Kriterien im Überblick

Rürup-Rente: Volle steuerliche Abzugsfähigkeit der Beiträge. Nicht vererbbar, nicht beleihbar, nicht übertragbar. Lebenslange Rente, kein Kapitalwahlrecht. Ideal für Ärzte im Hochsteuerjahr.

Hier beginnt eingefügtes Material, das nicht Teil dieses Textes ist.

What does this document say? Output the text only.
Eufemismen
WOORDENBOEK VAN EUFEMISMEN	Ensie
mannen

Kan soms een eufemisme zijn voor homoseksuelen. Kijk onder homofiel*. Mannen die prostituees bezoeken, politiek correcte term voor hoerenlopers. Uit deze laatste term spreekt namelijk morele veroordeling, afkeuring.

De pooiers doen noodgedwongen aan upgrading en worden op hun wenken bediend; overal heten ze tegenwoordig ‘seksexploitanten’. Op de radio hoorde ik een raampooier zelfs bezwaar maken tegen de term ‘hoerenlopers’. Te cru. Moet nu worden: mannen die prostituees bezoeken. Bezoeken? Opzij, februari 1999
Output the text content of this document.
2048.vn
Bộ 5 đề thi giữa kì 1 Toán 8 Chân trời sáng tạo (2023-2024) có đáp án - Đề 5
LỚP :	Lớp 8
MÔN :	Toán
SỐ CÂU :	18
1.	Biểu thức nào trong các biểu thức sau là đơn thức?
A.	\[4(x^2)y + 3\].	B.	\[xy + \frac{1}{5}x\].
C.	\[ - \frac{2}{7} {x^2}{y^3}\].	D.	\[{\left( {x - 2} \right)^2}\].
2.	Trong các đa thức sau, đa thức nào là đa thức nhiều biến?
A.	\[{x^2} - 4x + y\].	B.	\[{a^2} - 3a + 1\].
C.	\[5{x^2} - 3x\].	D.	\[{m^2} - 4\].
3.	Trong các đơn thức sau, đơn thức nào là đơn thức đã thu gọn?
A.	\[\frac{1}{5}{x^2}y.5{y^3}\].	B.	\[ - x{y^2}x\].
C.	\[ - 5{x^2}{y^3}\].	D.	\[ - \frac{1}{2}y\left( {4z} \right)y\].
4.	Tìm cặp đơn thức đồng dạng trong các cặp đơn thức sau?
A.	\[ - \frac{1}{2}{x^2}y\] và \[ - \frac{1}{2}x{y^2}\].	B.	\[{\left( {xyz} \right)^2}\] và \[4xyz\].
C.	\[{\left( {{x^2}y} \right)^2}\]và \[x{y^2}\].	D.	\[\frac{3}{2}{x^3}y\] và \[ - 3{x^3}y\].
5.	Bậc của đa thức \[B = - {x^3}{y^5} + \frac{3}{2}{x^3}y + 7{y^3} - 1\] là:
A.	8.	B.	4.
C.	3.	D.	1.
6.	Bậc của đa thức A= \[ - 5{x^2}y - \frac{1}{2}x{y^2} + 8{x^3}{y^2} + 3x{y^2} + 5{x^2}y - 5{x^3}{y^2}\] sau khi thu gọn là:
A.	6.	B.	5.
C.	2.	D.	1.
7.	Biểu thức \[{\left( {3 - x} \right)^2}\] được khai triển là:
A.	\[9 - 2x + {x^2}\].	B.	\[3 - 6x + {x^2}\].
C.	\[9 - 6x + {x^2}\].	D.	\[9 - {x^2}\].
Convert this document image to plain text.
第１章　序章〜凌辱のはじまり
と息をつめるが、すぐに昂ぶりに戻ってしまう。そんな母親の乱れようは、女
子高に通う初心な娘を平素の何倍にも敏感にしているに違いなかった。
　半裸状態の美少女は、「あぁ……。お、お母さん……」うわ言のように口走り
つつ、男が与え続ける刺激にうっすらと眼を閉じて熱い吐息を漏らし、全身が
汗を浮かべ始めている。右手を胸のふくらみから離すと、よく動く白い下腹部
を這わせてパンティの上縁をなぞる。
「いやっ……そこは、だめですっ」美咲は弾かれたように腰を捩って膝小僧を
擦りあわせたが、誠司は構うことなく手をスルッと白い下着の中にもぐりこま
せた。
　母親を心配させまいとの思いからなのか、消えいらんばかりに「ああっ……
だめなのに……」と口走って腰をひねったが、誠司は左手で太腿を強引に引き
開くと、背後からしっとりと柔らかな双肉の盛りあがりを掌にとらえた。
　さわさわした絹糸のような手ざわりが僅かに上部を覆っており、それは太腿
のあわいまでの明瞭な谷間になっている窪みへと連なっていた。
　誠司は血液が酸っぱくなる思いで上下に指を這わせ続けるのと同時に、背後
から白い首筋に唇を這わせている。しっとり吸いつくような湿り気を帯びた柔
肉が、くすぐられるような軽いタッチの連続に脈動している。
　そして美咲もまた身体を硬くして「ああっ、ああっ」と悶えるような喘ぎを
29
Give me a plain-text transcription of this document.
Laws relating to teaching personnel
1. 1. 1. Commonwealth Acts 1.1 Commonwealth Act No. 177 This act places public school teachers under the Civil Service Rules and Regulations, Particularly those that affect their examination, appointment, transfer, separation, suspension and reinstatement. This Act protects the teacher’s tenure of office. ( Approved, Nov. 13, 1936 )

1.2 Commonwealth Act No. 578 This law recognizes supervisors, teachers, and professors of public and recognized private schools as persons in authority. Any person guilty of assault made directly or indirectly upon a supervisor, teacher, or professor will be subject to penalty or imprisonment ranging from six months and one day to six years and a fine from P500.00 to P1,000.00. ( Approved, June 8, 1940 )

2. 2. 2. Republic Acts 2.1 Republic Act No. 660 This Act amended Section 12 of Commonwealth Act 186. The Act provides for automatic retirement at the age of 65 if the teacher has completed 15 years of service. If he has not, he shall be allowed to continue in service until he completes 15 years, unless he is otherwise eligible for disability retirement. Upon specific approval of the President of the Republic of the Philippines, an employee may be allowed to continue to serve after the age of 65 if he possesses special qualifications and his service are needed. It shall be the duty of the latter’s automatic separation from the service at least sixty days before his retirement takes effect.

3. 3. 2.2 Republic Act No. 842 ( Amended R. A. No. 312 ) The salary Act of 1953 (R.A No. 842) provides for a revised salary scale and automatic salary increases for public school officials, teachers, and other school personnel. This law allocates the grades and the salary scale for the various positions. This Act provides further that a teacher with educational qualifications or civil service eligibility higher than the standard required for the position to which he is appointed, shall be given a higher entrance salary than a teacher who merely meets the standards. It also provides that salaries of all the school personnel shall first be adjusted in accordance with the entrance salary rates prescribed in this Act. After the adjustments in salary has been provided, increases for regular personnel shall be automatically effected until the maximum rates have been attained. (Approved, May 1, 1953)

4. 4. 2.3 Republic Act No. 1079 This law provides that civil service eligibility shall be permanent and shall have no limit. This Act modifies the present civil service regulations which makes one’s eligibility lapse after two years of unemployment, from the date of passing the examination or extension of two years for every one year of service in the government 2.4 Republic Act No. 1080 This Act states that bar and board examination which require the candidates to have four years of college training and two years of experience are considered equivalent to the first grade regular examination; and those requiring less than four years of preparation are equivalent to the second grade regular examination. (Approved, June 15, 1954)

Kosten-Nutzen für Praxisinhaber: Kosten-Nutzen-Analyse der Rürup-Rente vs. alternativer Vorsorgeinstrumente für Praxisinhaber

Direkter Vergleich

KriteriumRürup-RenteKosten-Nutzen für Praxisinhaber
Steuerlicher AbzugSehr hochJe nach Produkt
FlexibilitätGering (keine Entnahme)Höher
VererbbarkeitEingeschränktJe nach Produkt
RenditeTarif-abhängigJe nach Produkt
Für SelbstständigeOptimalErgänzend

Die Rürup-Rente ist für Ärzte mit hohem Steuersatz in der Einzahlungsphase und erwartetem niedrigerem Steuersatz in der Rentenphase besonders attraktiv.

Empfehlung für Ärzte

Niedergelassene Ärzte sollten die Rürup-Rente als steuerlichen Hebel konsequent nutzen und durch flexible Produkte (Kosten-Nutzen für Praxisinhaber) für Liquiditätsbedarf ergänzen. Eine Kombination beider Ansätze ist oft optimal.

Ärzteversichert entwickelt individuelle Altersvorsorgekonzepte für Ärzte in der Niederlassung, die steuerliche Effizienz und Flexibilität vereinen.